House Republicans’ counteroffer breaks with Pawlenty on two key points
06/25/2005
Patricia Lopez,
Star Tribune
June 26, 2005
With the shutdown clock ticking, House Republicans appeared to break with Gov. Tim Pawlenty on two key fronts this morning in their budget counteroffer to Senate DFLers.
The GOP offer proposes only a 20-cent-per-pack cigarette fee, rather than the governor’s 75-cent increase. It also adopts an earlier Senate idea of a $330 million local-option income tax that would be levied by school districts at existing income tax rates.
The offer also resurrects an earlier Republican proposal for a racino that would put slots at Canterbury Park racetrack, raising $210 million.
The income tax increases in the House offer would be subject to voters’ referendums and would vary district to district, depending on how much each school district decided to raise.

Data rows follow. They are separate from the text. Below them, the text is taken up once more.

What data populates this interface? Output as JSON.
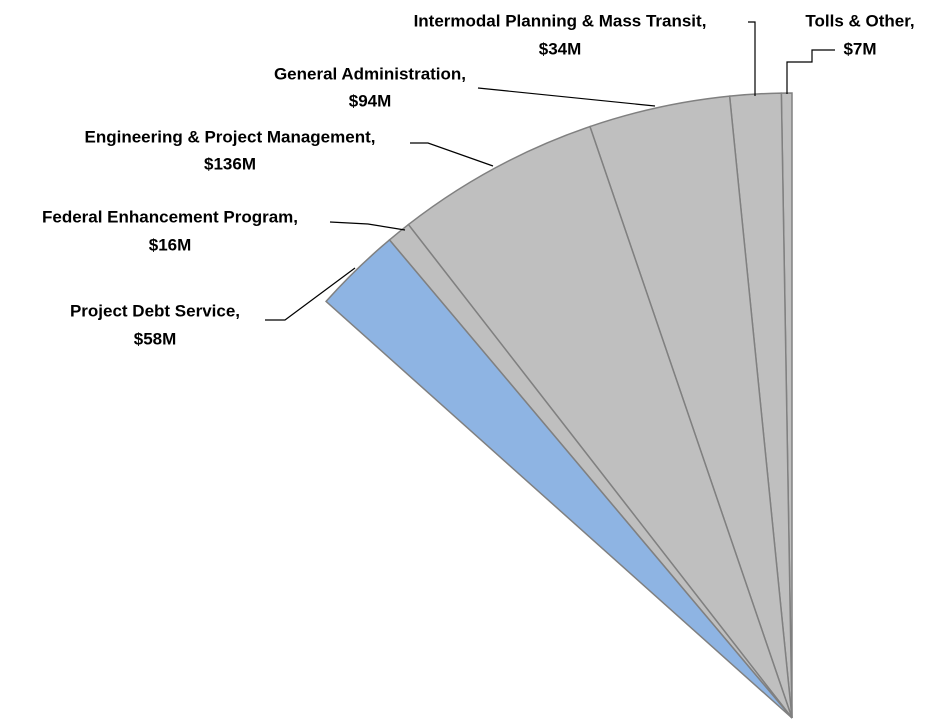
{
  "chart_data": {
    "type": "pie",
    "categories": [
      "Tolls & Other,",
      "Intermodal Planning & Mass Transit,",
      "General Administration,",
      "Engineering & Project Management,",
      "Federal Enhancement Program,",
      "Project Debt Service,"
    ],
    "values": [
      7,
      34,
      94,
      136,
      16,
      58
    ],
    "value_labels": [
      "$7M",
      "$34M",
      "$94M",
      "$136M",
      "$16M",
      "$58M"
    ],
    "colors": [
      "#bfbfbf",
      "#bfbfbf",
      "#bfbfbf",
      "#bfbfbf",
      "#bfbfbf",
      "#8eb4e3"
    ]
  }
}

Unlike the Senate’s proposed statewide income tax increase, the House version would apply only to those districts that opted for the tax. But once adopted, it would be levied on every taxpayer in that district, as opposed to the Senate proposal, which would impose a fourth tier on the state’s top 40,000 wage earners.
Early reaction
Senate Taxes Chairman Larry Pogemiller, who is co-chairing the special session’s tax working group, said the offer “has possibilities,” although he predicted that a racino was unlikely to pass either the House or Senate, because it would need Democratic votes in both bodies.
House Taxes Chairman Phil Krinkie, who has been famously opposed to tax increases of any kind as well as to any expansion of gambling, said today that members of his caucus were concerned about rising property taxes and that the local-option income tax was designed to ease such increases.

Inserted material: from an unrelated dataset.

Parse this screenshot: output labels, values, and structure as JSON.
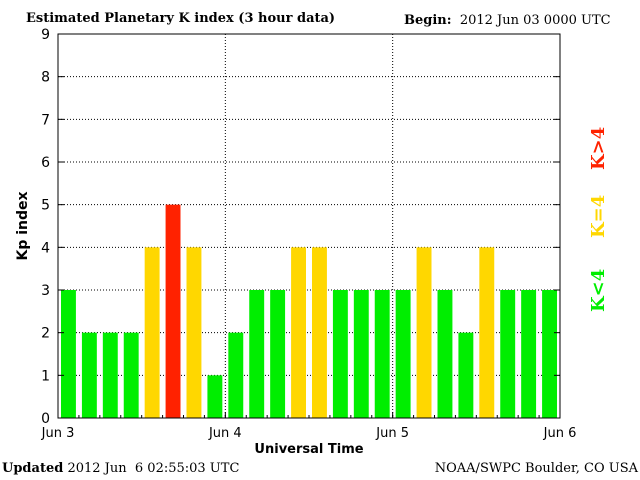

The money raised by the House income tax increase would replace the $218 million in education budgetary shifts and the $112 million in property tax increases that had been built into its previous budget offer.

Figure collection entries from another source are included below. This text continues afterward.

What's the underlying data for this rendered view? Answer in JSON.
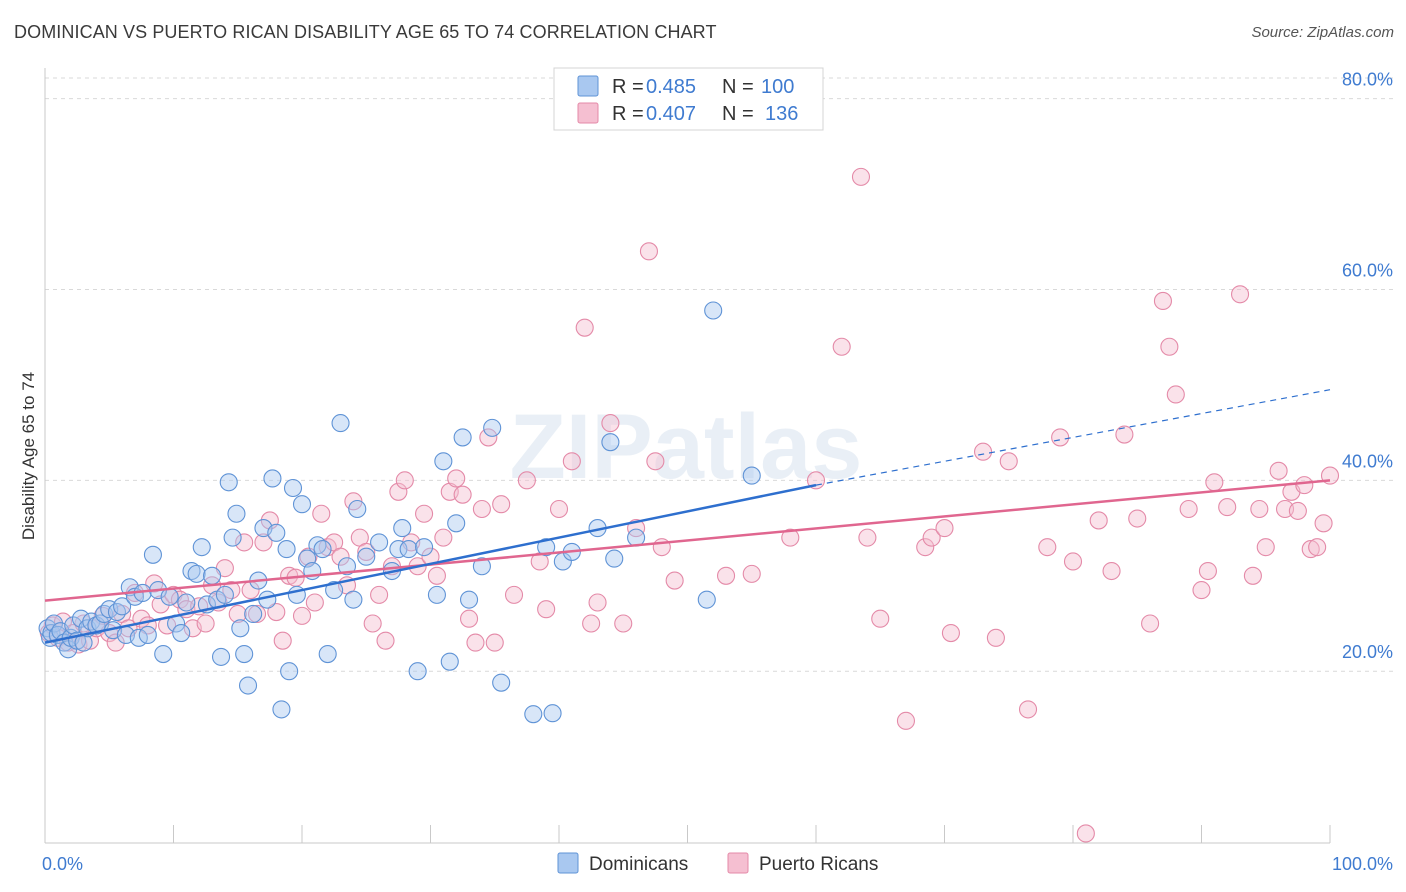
{
  "title": "DOMINICAN VS PUERTO RICAN DISABILITY AGE 65 TO 74 CORRELATION CHART",
  "source": "Source: ZipAtlas.com",
  "watermark": "ZIPatlas",
  "colors": {
    "blue_fill": "#a9c8f0",
    "blue_stroke": "#5f93d6",
    "blue_line": "#2e6fce",
    "pink_fill": "#f5bfd1",
    "pink_stroke": "#e48aa8",
    "pink_line": "#e0668f",
    "tick_text": "#3f7bd0",
    "grid": "#d9d9d9"
  },
  "chart_data": {
    "type": "scatter",
    "title": "DOMINICAN VS PUERTO RICAN DISABILITY AGE 65 TO 74 CORRELATION CHART",
    "xlabel": "",
    "ylabel": "Disability Age 65 to 74",
    "xlim": [
      0,
      100
    ],
    "ylim": [
      2,
      83
    ],
    "x_tick_labels": [
      "0.0%",
      "100.0%"
    ],
    "y_ticks": [
      20,
      40,
      60,
      80
    ],
    "y_tick_labels": [
      "20.0%",
      "40.0%",
      "60.0%",
      "80.0%"
    ],
    "grid": true,
    "legend_position": "top-center",
    "bottom_legend": [
      "Dominicans",
      "Puerto Ricans"
    ],
    "series": [
      {
        "name": "Dominicans",
        "r_label": "R =",
        "r_value": "0.485",
        "n_label": "N =",
        "n_value": "100",
        "trend": {
          "x0": 0,
          "y0": 23.0,
          "x1": 60,
          "y1": 39.5,
          "dash_x1": 100,
          "dash_y1": 49.5
        },
        "points": [
          [
            0.2,
            24.5
          ],
          [
            0.4,
            23.5
          ],
          [
            0.5,
            24.0
          ],
          [
            0.7,
            25.0
          ],
          [
            1.0,
            23.8
          ],
          [
            1.2,
            24.2
          ],
          [
            1.5,
            23.0
          ],
          [
            1.8,
            22.3
          ],
          [
            2.0,
            23.5
          ],
          [
            2.2,
            24.8
          ],
          [
            2.5,
            23.2
          ],
          [
            2.8,
            25.5
          ],
          [
            3.0,
            23.0
          ],
          [
            3.3,
            24.5
          ],
          [
            3.6,
            25.2
          ],
          [
            4.0,
            24.8
          ],
          [
            4.3,
            25.0
          ],
          [
            4.6,
            26.0
          ],
          [
            5.0,
            26.5
          ],
          [
            5.3,
            24.3
          ],
          [
            5.6,
            26.2
          ],
          [
            6.0,
            26.8
          ],
          [
            6.3,
            23.8
          ],
          [
            6.6,
            28.8
          ],
          [
            7.0,
            27.8
          ],
          [
            7.3,
            23.5
          ],
          [
            7.6,
            28.2
          ],
          [
            8.0,
            23.8
          ],
          [
            8.4,
            32.2
          ],
          [
            8.8,
            28.5
          ],
          [
            9.2,
            21.8
          ],
          [
            9.7,
            27.8
          ],
          [
            10.2,
            25.0
          ],
          [
            10.6,
            24.0
          ],
          [
            11.0,
            27.2
          ],
          [
            11.4,
            30.5
          ],
          [
            11.8,
            30.2
          ],
          [
            12.2,
            33.0
          ],
          [
            12.6,
            27.0
          ],
          [
            13.0,
            30.0
          ],
          [
            13.4,
            27.5
          ],
          [
            13.7,
            21.5
          ],
          [
            14.0,
            28.0
          ],
          [
            14.3,
            39.8
          ],
          [
            14.6,
            34.0
          ],
          [
            14.9,
            36.5
          ],
          [
            15.2,
            24.5
          ],
          [
            15.5,
            21.8
          ],
          [
            15.8,
            18.5
          ],
          [
            16.2,
            26.0
          ],
          [
            16.6,
            29.5
          ],
          [
            17.0,
            35.0
          ],
          [
            17.3,
            27.5
          ],
          [
            17.7,
            40.2
          ],
          [
            18.0,
            34.5
          ],
          [
            18.4,
            16.0
          ],
          [
            18.8,
            32.8
          ],
          [
            19.0,
            20.0
          ],
          [
            19.3,
            39.2
          ],
          [
            19.6,
            28.0
          ],
          [
            20.0,
            37.5
          ],
          [
            20.4,
            31.8
          ],
          [
            20.8,
            30.5
          ],
          [
            21.2,
            33.2
          ],
          [
            21.6,
            32.8
          ],
          [
            22.0,
            21.8
          ],
          [
            22.5,
            28.5
          ],
          [
            23.0,
            46.0
          ],
          [
            23.5,
            31.0
          ],
          [
            24.0,
            27.5
          ],
          [
            24.3,
            37.0
          ],
          [
            25.0,
            32.0
          ],
          [
            26.0,
            33.5
          ],
          [
            27.0,
            30.5
          ],
          [
            27.5,
            32.8
          ],
          [
            27.8,
            35.0
          ],
          [
            28.3,
            32.8
          ],
          [
            29.0,
            20.0
          ],
          [
            29.5,
            33.0
          ],
          [
            30.5,
            28.0
          ],
          [
            31.0,
            42.0
          ],
          [
            31.5,
            21.0
          ],
          [
            32.0,
            35.5
          ],
          [
            32.5,
            44.5
          ],
          [
            33.0,
            27.5
          ],
          [
            34.0,
            31.0
          ],
          [
            34.8,
            45.5
          ],
          [
            35.5,
            18.8
          ],
          [
            38.0,
            15.5
          ],
          [
            39.0,
            33.0
          ],
          [
            39.5,
            15.6
          ],
          [
            40.3,
            31.5
          ],
          [
            41.0,
            32.5
          ],
          [
            43.0,
            35.0
          ],
          [
            44.0,
            44.0
          ],
          [
            44.3,
            31.8
          ],
          [
            46.0,
            34.0
          ],
          [
            51.5,
            27.5
          ],
          [
            52.0,
            57.8
          ],
          [
            55.0,
            40.5
          ]
        ]
      },
      {
        "name": "Puerto Ricans",
        "r_label": "R =",
        "r_value": "0.407",
        "n_label": "N =",
        "n_value": "136",
        "trend": {
          "x0": 0,
          "y0": 27.4,
          "x1": 100,
          "y1": 40.0
        },
        "points": [
          [
            0.3,
            24.0
          ],
          [
            0.6,
            24.8
          ],
          [
            1.0,
            23.5
          ],
          [
            1.4,
            25.2
          ],
          [
            1.8,
            23.0
          ],
          [
            2.2,
            24.0
          ],
          [
            2.6,
            22.8
          ],
          [
            3.0,
            25.0
          ],
          [
            3.5,
            23.2
          ],
          [
            4.0,
            24.5
          ],
          [
            4.5,
            25.8
          ],
          [
            5.0,
            24.0
          ],
          [
            5.5,
            23.0
          ],
          [
            6.0,
            26.0
          ],
          [
            6.5,
            24.5
          ],
          [
            7.0,
            28.2
          ],
          [
            7.5,
            25.5
          ],
          [
            8.0,
            24.8
          ],
          [
            8.5,
            29.2
          ],
          [
            9.0,
            27.0
          ],
          [
            9.5,
            24.8
          ],
          [
            10.0,
            28.0
          ],
          [
            10.5,
            27.5
          ],
          [
            11.0,
            26.5
          ],
          [
            11.5,
            24.5
          ],
          [
            12.0,
            26.8
          ],
          [
            12.5,
            25.0
          ],
          [
            13.0,
            29.0
          ],
          [
            13.5,
            27.2
          ],
          [
            14.0,
            30.8
          ],
          [
            14.5,
            28.5
          ],
          [
            15.0,
            26.0
          ],
          [
            15.5,
            33.5
          ],
          [
            16.0,
            28.5
          ],
          [
            16.5,
            26.0
          ],
          [
            17.0,
            33.5
          ],
          [
            17.5,
            35.8
          ],
          [
            18.0,
            26.2
          ],
          [
            18.5,
            23.2
          ],
          [
            19.0,
            30.0
          ],
          [
            19.5,
            29.8
          ],
          [
            20.0,
            25.8
          ],
          [
            20.5,
            32.0
          ],
          [
            21.0,
            27.2
          ],
          [
            21.5,
            36.5
          ],
          [
            22.0,
            33.0
          ],
          [
            22.5,
            33.5
          ],
          [
            23.0,
            32.0
          ],
          [
            23.5,
            29.0
          ],
          [
            24.0,
            37.8
          ],
          [
            24.5,
            34.0
          ],
          [
            25.0,
            32.5
          ],
          [
            25.5,
            25.0
          ],
          [
            26.0,
            28.0
          ],
          [
            26.5,
            23.2
          ],
          [
            27.0,
            31.0
          ],
          [
            27.5,
            38.8
          ],
          [
            28.0,
            40.0
          ],
          [
            28.5,
            33.5
          ],
          [
            29.0,
            31.0
          ],
          [
            29.5,
            36.5
          ],
          [
            30.0,
            32.0
          ],
          [
            30.5,
            30.0
          ],
          [
            31.0,
            34.0
          ],
          [
            31.5,
            38.8
          ],
          [
            32.0,
            40.2
          ],
          [
            32.5,
            38.5
          ],
          [
            33.0,
            25.5
          ],
          [
            33.5,
            23.0
          ],
          [
            34.0,
            37.0
          ],
          [
            34.5,
            44.5
          ],
          [
            35.0,
            23.0
          ],
          [
            35.5,
            37.5
          ],
          [
            36.5,
            28.0
          ],
          [
            37.5,
            40.0
          ],
          [
            38.5,
            31.5
          ],
          [
            39.0,
            26.5
          ],
          [
            40.0,
            37.0
          ],
          [
            41.0,
            42.0
          ],
          [
            42.0,
            56.0
          ],
          [
            42.5,
            25.0
          ],
          [
            43.0,
            27.2
          ],
          [
            44.0,
            46.0
          ],
          [
            45.0,
            25.0
          ],
          [
            46.0,
            35.0
          ],
          [
            47.0,
            64.0
          ],
          [
            47.5,
            42.0
          ],
          [
            48.0,
            33.0
          ],
          [
            49.0,
            29.5
          ],
          [
            53.0,
            30.0
          ],
          [
            55.0,
            30.2
          ],
          [
            58.0,
            34.0
          ],
          [
            60.0,
            40.0
          ],
          [
            62.0,
            54.0
          ],
          [
            63.5,
            71.8
          ],
          [
            64.0,
            34.0
          ],
          [
            65.0,
            25.5
          ],
          [
            67.0,
            14.8
          ],
          [
            68.5,
            33.0
          ],
          [
            69.0,
            34.0
          ],
          [
            70.0,
            35.0
          ],
          [
            70.5,
            24.0
          ],
          [
            73.0,
            43.0
          ],
          [
            74.0,
            23.5
          ],
          [
            75.0,
            42.0
          ],
          [
            76.5,
            16.0
          ],
          [
            78.0,
            33.0
          ],
          [
            79.0,
            44.5
          ],
          [
            80.0,
            31.5
          ],
          [
            81.0,
            3.0
          ],
          [
            82.0,
            35.8
          ],
          [
            83.0,
            30.5
          ],
          [
            84.0,
            44.8
          ],
          [
            85.0,
            36.0
          ],
          [
            86.0,
            25.0
          ],
          [
            87.0,
            58.8
          ],
          [
            87.5,
            54.0
          ],
          [
            88.0,
            49.0
          ],
          [
            89.0,
            37.0
          ],
          [
            90.0,
            28.5
          ],
          [
            90.5,
            30.5
          ],
          [
            91.0,
            39.8
          ],
          [
            92.0,
            37.2
          ],
          [
            93.0,
            59.5
          ],
          [
            94.0,
            30.0
          ],
          [
            94.5,
            37.0
          ],
          [
            95.0,
            33.0
          ],
          [
            96.0,
            41.0
          ],
          [
            96.5,
            37.0
          ],
          [
            97.0,
            38.8
          ],
          [
            97.5,
            36.8
          ],
          [
            98.0,
            39.5
          ],
          [
            98.5,
            32.8
          ],
          [
            99.0,
            33.0
          ],
          [
            99.5,
            35.5
          ],
          [
            100.0,
            40.5
          ]
        ]
      }
    ]
  }
}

Of his own level of support for the proposal, Krinkie would say only that “we have a patchwork of support in our caucus for this proposal.” Krinkie said his opposition to tax increases has not wavered. “I believe we have enough revenue to cover our needs,” he said.
Pogemiller called the House decision to back away from property tax increases “smart,” and said “we don’t consider this a pie-in-the-sky proposal. We’re going to take a careful look at it.”
A gap, still
The House offer does not completely bridge what is thought to be an $800 million to $1 billion gap between the two bodies, but brings it a step closer to closure.
Officials from the Pawlenty administration were not immediately available for comment on the House offer.
Without a budget deal, the state faces a partial government shutdown starting Friday. Legislators have said they expect to work through the weekend to avert that possibility.